Queer as Punk: powerful music doc takes viewers on the road with a radical Malaysian punk band

Documentarian Yihwen Chen’s film about charismatic punk band Shh… Diam! has the feel of a hang-out movie, but uses the group’s experiences to probe the increasingly hostile policies faced by queer Malaysians.

Shh…Diam!

The name of the self-proclaimed “75 per cent queer” Malaysian band Shh…Diam! translates as ‘Shut up!’, an order they refuse. They sing and strum about their lives, loves and community loudly and proudly at shows across the world. Their home country of Malaysia has criminalised LGBTQ+ identities through widespread conversion practices and state-sponsored violence. The band stands visible and defiant against this discrimination.

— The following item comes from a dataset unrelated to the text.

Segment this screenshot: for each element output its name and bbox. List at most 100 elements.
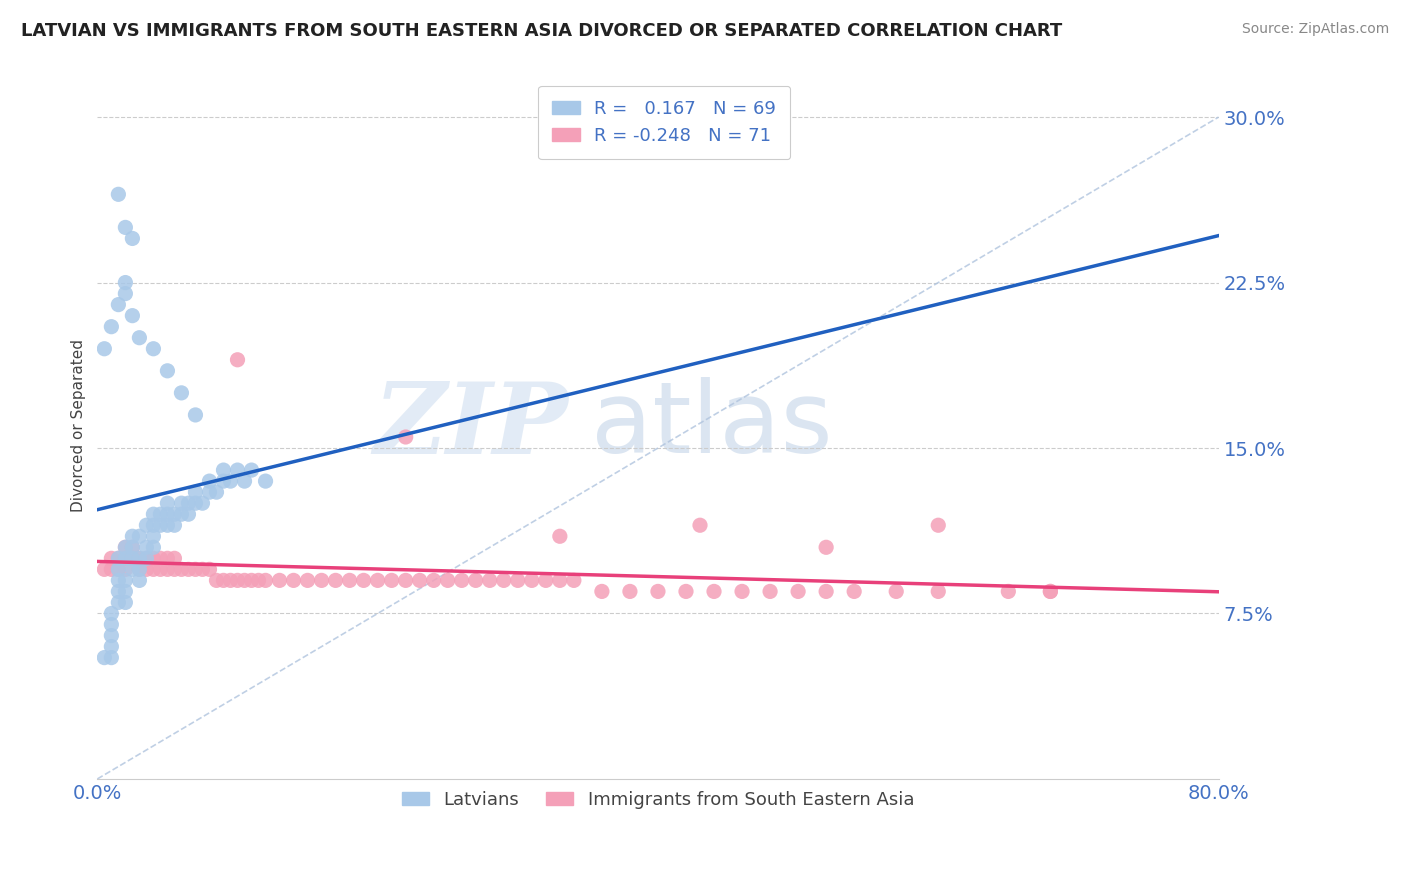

In this second feature from Malaysian documentarian Yihwen Chen (who directed the 2019 doc about blind Malaysian footballers Eye on the Ball), we meet Shh… Diam! first at a show, then at a march. The band’s transmasculine, witty frontman Faris is a charming screen presence, aware of us as an extra audience for his punchlines but natural and unaffected in front of the camera; his bandmates Yon and Yoyo are similarly sharp. In fact, Shh… Diam!’s members are so charismatic that they lend the first half of Chen’s film a near-mockumentary feel. A queer hang-out film that drifts comfortably from scene to scene, it proves a useful context for probing the struggles faced by queer Malaysians. Faris loves a white woman who cannot settle in Malaysia with him. The government acknowledges only the identity listed on the compulsory identity card – which is unchangeable – and does not recognise same-sex partnerships. Yoyo marries her partner overseas.

Chen’s film charts the lives of this trio from 2018 to 2022, spanning a pivotal election cycle in Malaysia’s recent history. Much mention is made of a “pink migration” sparked by the impossibility of Malaysian queer lives thriving under the country’s harshly discriminatory laws. The film and its subjects present various pushes against those boundaries. Faris, Yon and Yoyo forge on with their lives – alone and together – in kitchens, in cars, in bedrooms and at shows. Their sparky, tongue-in-cheek tunes (with titles such as ‘Horny and Broke’ and ‘Lonely Lesbian’) are enthusiastically received by audiences in Malaysia, England and Northern Ireland.

But freedom overseas sharpens awareness of the struggle back home. In one particularly shocking case, a lesbian couple are subjected to caning in the sharia high court of the state of Terengganu. The group stages a performance examining this incident, producing the film’s most indelible image – at the intermission; they stand in near-silence processing, crying, hugging each other. Their audience follows suit. Queer as Punk captures the complexity of a locally specific queer experience and renders its urgency universal.

► Queer as Punk is in UK cinemas 15 May.